Pareto frontiers eventually flatten after an initial rise, with diminishing returns in accuracy relative to steep cost increases, underscoring the need for tools like syftr that help pinpoint efficient operating points.

We routinely find that the workflow at the knee point of the Pareto frontier loses just a few percentage points in accuracy compared to the most accurate setup — while being 10x cheaper.

syftr makes it easy to find that sweet spot.

Cost of running syftr

In our experiments, we allocated a budget of ~500 workflow evaluations per task. Although exact costs vary based on the dataset and search space complexity, we consistently identified strong Pareto frontiers with a one-time search cost of approximately $500 per use case.

We expect this cost to decrease as more efficient search algorithms and space definitions are developed.

Importantly, this initial investment is minimal relative to the long-term gains from deploying optimized workflows, whether through reduced compute usage, improved accuracy, or better user experience in high-traffic systems.

For detailed results across six benchmark tasks, including datasets beyond CRAG, refer to the full syftr paper.
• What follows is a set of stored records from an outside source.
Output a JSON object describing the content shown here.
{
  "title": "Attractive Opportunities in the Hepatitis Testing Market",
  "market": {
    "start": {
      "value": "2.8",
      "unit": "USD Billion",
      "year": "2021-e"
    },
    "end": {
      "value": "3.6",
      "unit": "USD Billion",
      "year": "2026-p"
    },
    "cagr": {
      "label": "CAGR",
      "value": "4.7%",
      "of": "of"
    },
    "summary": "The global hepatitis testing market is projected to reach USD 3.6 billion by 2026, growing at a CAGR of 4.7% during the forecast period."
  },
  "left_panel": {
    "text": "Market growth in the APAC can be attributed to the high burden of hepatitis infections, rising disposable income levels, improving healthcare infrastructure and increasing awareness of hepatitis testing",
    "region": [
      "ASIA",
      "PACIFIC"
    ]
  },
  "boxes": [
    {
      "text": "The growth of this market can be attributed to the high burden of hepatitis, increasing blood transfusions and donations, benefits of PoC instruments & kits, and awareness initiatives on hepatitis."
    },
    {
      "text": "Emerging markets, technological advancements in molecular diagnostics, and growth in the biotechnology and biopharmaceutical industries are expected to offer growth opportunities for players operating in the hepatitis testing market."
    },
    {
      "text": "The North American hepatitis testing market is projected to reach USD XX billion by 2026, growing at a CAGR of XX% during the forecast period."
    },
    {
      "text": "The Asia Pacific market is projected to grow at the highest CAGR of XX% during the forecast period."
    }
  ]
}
Getting started and contributing

To get started with syftr, clone or fork the repository on GitHub. Benchmark datasets are available on HuggingFace, and syftr also supports user-defined datasets for custom experimentation.
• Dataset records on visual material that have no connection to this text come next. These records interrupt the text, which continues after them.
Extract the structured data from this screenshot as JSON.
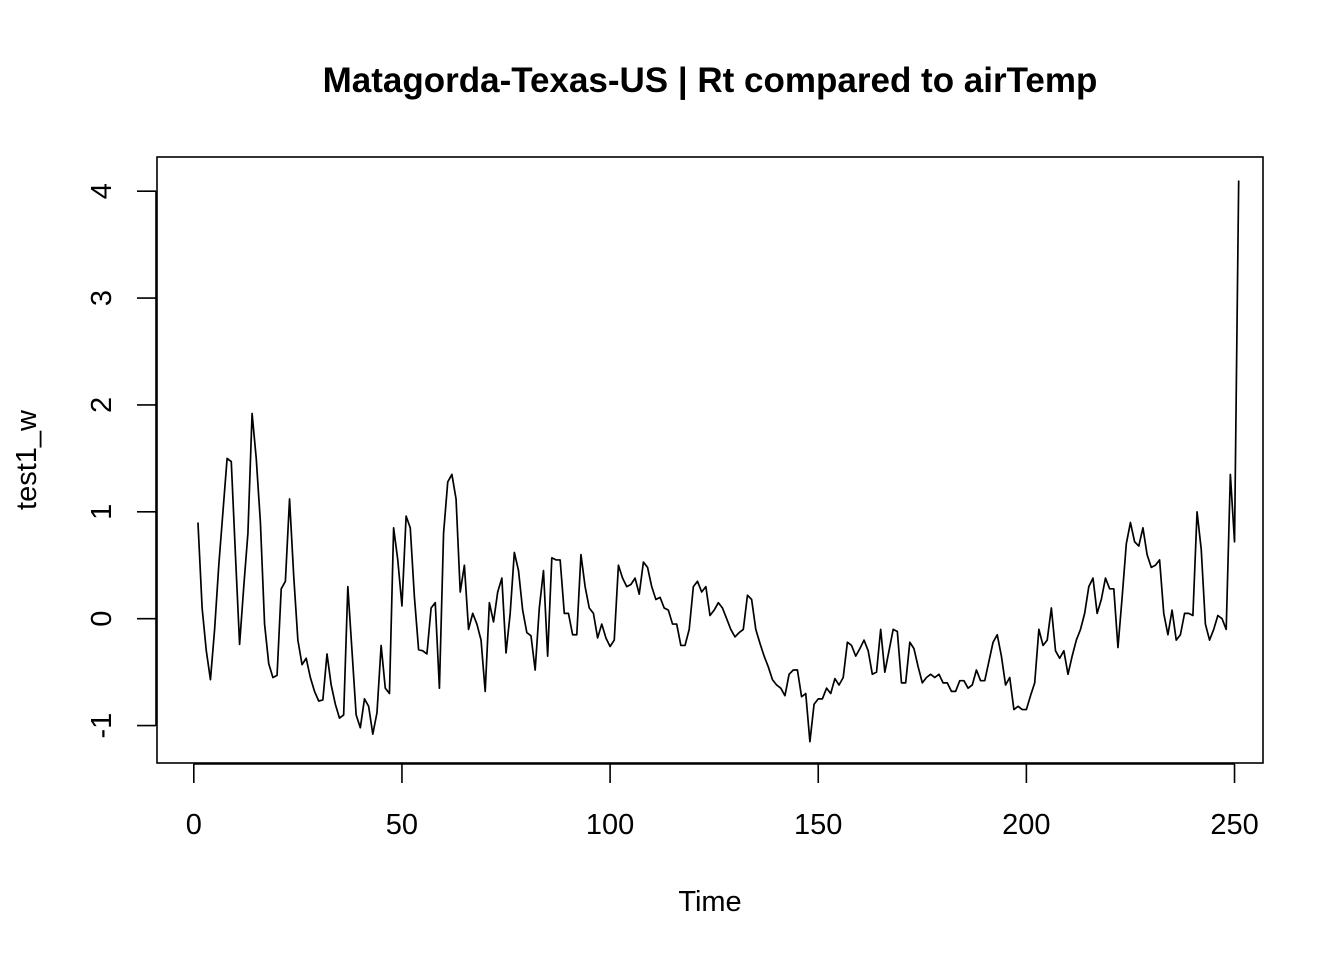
{
  "chart_data": {
    "type": "line",
    "title": "Matagorda-Texas-US | Rt compared to airTemp",
    "xlabel": "Time",
    "ylabel": "test1_w",
    "xlim": [
      -8.84,
      256.84
    ],
    "ylim": [
      -1.35,
      4.32
    ],
    "x_ticks": [
      0,
      50,
      100,
      150,
      200,
      250
    ],
    "y_ticks": [
      -1,
      0,
      1,
      2,
      3,
      4
    ],
    "grid": false,
    "line_color": "#000000",
    "series": [
      {
        "x_start": 1,
        "values": [
          0.9,
          0.1,
          -0.3,
          -0.57,
          -0.1,
          0.5,
          1.0,
          1.5,
          1.47,
          0.6,
          -0.24,
          0.3,
          0.8,
          1.92,
          1.5,
          0.9,
          -0.05,
          -0.42,
          -0.55,
          -0.53,
          0.28,
          0.35,
          1.12,
          0.4,
          -0.2,
          -0.43,
          -0.37,
          -0.55,
          -0.68,
          -0.77,
          -0.76,
          -0.33,
          -0.62,
          -0.8,
          -0.93,
          -0.9,
          0.3,
          -0.3,
          -0.9,
          -1.02,
          -0.75,
          -0.82,
          -1.08,
          -0.88,
          -0.25,
          -0.65,
          -0.7,
          0.85,
          0.55,
          0.12,
          0.96,
          0.85,
          0.2,
          -0.29,
          -0.3,
          -0.33,
          0.1,
          0.15,
          -0.65,
          0.8,
          1.28,
          1.35,
          1.12,
          0.25,
          0.5,
          -0.1,
          0.05,
          -0.05,
          -0.2,
          -0.68,
          0.15,
          -0.03,
          0.25,
          0.38,
          -0.32,
          0.05,
          0.62,
          0.45,
          0.08,
          -0.13,
          -0.16,
          -0.48,
          0.1,
          0.45,
          -0.35,
          0.57,
          0.55,
          0.55,
          0.05,
          0.05,
          -0.15,
          -0.15,
          0.6,
          0.3,
          0.1,
          0.05,
          -0.18,
          -0.05,
          -0.18,
          -0.26,
          -0.2,
          0.5,
          0.38,
          0.3,
          0.32,
          0.38,
          0.23,
          0.53,
          0.48,
          0.3,
          0.18,
          0.2,
          0.1,
          0.08,
          -0.05,
          -0.05,
          -0.25,
          -0.25,
          -0.1,
          0.3,
          0.35,
          0.25,
          0.3,
          0.03,
          0.08,
          0.15,
          0.1,
          0.0,
          -0.1,
          -0.17,
          -0.13,
          -0.1,
          0.22,
          0.18,
          -0.1,
          -0.23,
          -0.35,
          -0.45,
          -0.57,
          -0.62,
          -0.65,
          -0.72,
          -0.52,
          -0.48,
          -0.48,
          -0.73,
          -0.7,
          -1.15,
          -0.8,
          -0.75,
          -0.75,
          -0.65,
          -0.7,
          -0.56,
          -0.62,
          -0.55,
          -0.22,
          -0.25,
          -0.35,
          -0.28,
          -0.2,
          -0.3,
          -0.52,
          -0.5,
          -0.1,
          -0.5,
          -0.3,
          -0.1,
          -0.12,
          -0.6,
          -0.6,
          -0.22,
          -0.28,
          -0.45,
          -0.6,
          -0.55,
          -0.52,
          -0.55,
          -0.52,
          -0.6,
          -0.6,
          -0.68,
          -0.68,
          -0.58,
          -0.58,
          -0.65,
          -0.62,
          -0.48,
          -0.58,
          -0.58,
          -0.4,
          -0.22,
          -0.15,
          -0.35,
          -0.62,
          -0.55,
          -0.85,
          -0.82,
          -0.85,
          -0.85,
          -0.72,
          -0.6,
          -0.1,
          -0.25,
          -0.2,
          0.1,
          -0.3,
          -0.37,
          -0.3,
          -0.52,
          -0.35,
          -0.2,
          -0.1,
          0.05,
          0.3,
          0.38,
          0.05,
          0.18,
          0.38,
          0.28,
          0.28,
          -0.27,
          0.2,
          0.7,
          0.9,
          0.72,
          0.68,
          0.85,
          0.6,
          0.48,
          0.5,
          0.55,
          0.05,
          -0.15,
          0.08,
          -0.2,
          -0.15,
          0.05,
          0.05,
          0.03,
          1.0,
          0.65,
          -0.05,
          -0.2,
          -0.1,
          0.03,
          0.0,
          -0.1,
          1.35,
          0.72,
          4.1
        ]
      }
    ]
  }
}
The current search space includes:

9 proprietary LLMs
11 embedding models
4 general prompt strategies
3 retrievers
4 text splitters (with parameter configurations)
4 agentic RAG flows and 1 non-agentic RAG flow, each with associated hierarchical hyperparameters

New components, such as models, flows, or search modules, can be added or modified via configuration files. Detailed walkthroughs are available to support customization.
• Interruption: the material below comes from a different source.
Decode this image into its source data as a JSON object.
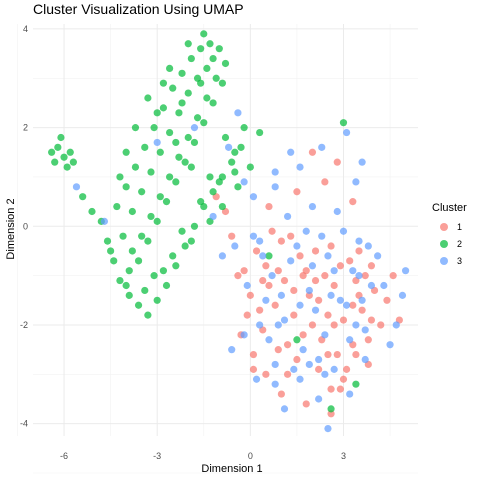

syftr is developed fully in the open. We welcome contributions via pull requests, feature proposals, and benchmark reports. We’re particularly interested in ideas that advance the research direction or improve the framework’s extensibility.

What’s ahead for syftr

syftr is still evolving, with several active areas of research designed to extend its capabilities and practical impact:

Meta-learning
Currently, each search is performed from scratch. We’re exploring meta-learning techniques that leverage prior runs across similar tasks to accelerate and guide future searches.
Multi-agent workflow evaluation
While multi-agent systems are gaining traction, they introduce additional complexity and cost. We’re investigating how these workflows compare to single-agent and non-agentic pipelines, and when their tradeoffs are justified.
Composability with prompt optimization frameworks
syftr is complementary to tools like DSPy, Trace, and TextGrad, which optimize textual components within workflows. We’re exploring ways to more deeply integrate these systems to jointly optimize structure and language.
More agentic tasks
We started with question-answer tasks, a critical production use case for agents. Next, we plan to rapidly expand syftr’s task repertoire to code generation, data analysis, and interpretation. We also invite the community to suggest additional tasks for syftr to prioritize.

As these efforts progress, we aim to expand syftr’s value as a research tool, a benchmarking framework, and a practical assistant for system-level generative AI design.

If you’re working in this space, we welcome your feedback, ideas, and contributions.